ATTLEBORO — Local state representatives voted for a bill that allows for a court order to take away the guns of those found to pose “extreme risk” to themselves or others.
The so-called “Red Flag” bill passed the House 139-14 Wednesday with the support of all five local representatives, although Republicans were initially reluctant to back it.
Democratic supporters said the bill was necessary following multiple school shootings in which the killer had previously shown signs of being a danger.
If passed by the Senate and signed by the governor, the law would allow family members to get a court order to take away guns from those demonstrating behavior that indicates they might shoot themselves or others.
State Rep. Betty Poirier, R-North Attleboro, said several amendments that were attached to the bill made it more acceptable.
“We were able to get amendments to make it better. It’s not perfect by any means whatsoever,” she said.
One key change, she said, is that a provision allowing guns to be taken away for a year was reduced to up to a year, leaving the possibility of the owner getting the guns back sooner.
State Rep. Jim Hawkins, D-Attleboro, also supported the bill and spoke more favorably about it. He said it should help prevent suicides.
“Suicide by gun is all too common and this bill gives the immediate family the ability to act quickly if a person is spiraling out of control,” he said.
State Rep. Steven Howitt, R-Seekonk, said there were other important amendments adopted that improved the bill.
One, he said, would set penalties for someone who falsely accuses a gun owner of being a danger. Another would speed up the process of returning guns if the owner’s job depended on it, he said.
State Reps. Jay Barrows, R-Mansfield, and Shawn Dooley, R-Norfolk, also said they were skeptical of the bill at first but ended up voting for it.
Barrows said amendments made the bill “less bad” so that he could support it.

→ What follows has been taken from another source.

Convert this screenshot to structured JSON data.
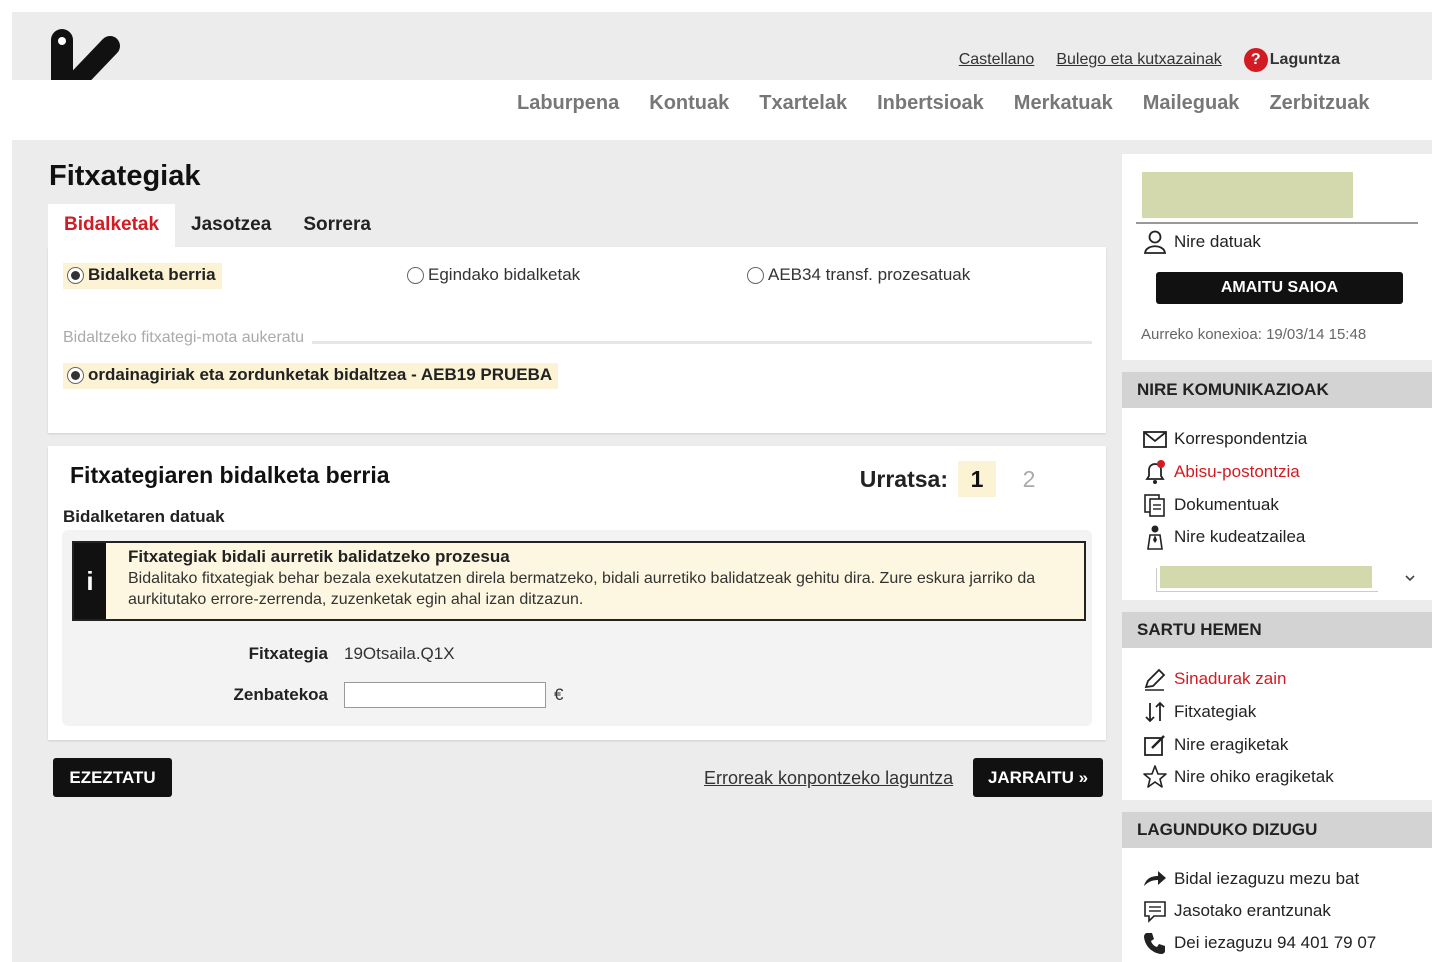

“It is not perfect, we don’t address mental health,” he said, explaining that that is what the issue was suppose to be about. But, Barrows said, “I’m sure we agree people who have exhibited a threat to themselves and to others probably shouldn’t be licensed to carry a gun.”
Dooley said he thought the bill lacked substance and addressed issues that other laws already provide for, but also voted for it.
“I voted for it because it basically did nothing that wasn’t already allowed for in Mass. law, except it added in some due process and created a penalty for false reporting, as opposed to the chief of police just determining it at his or her sole discretion,” he said.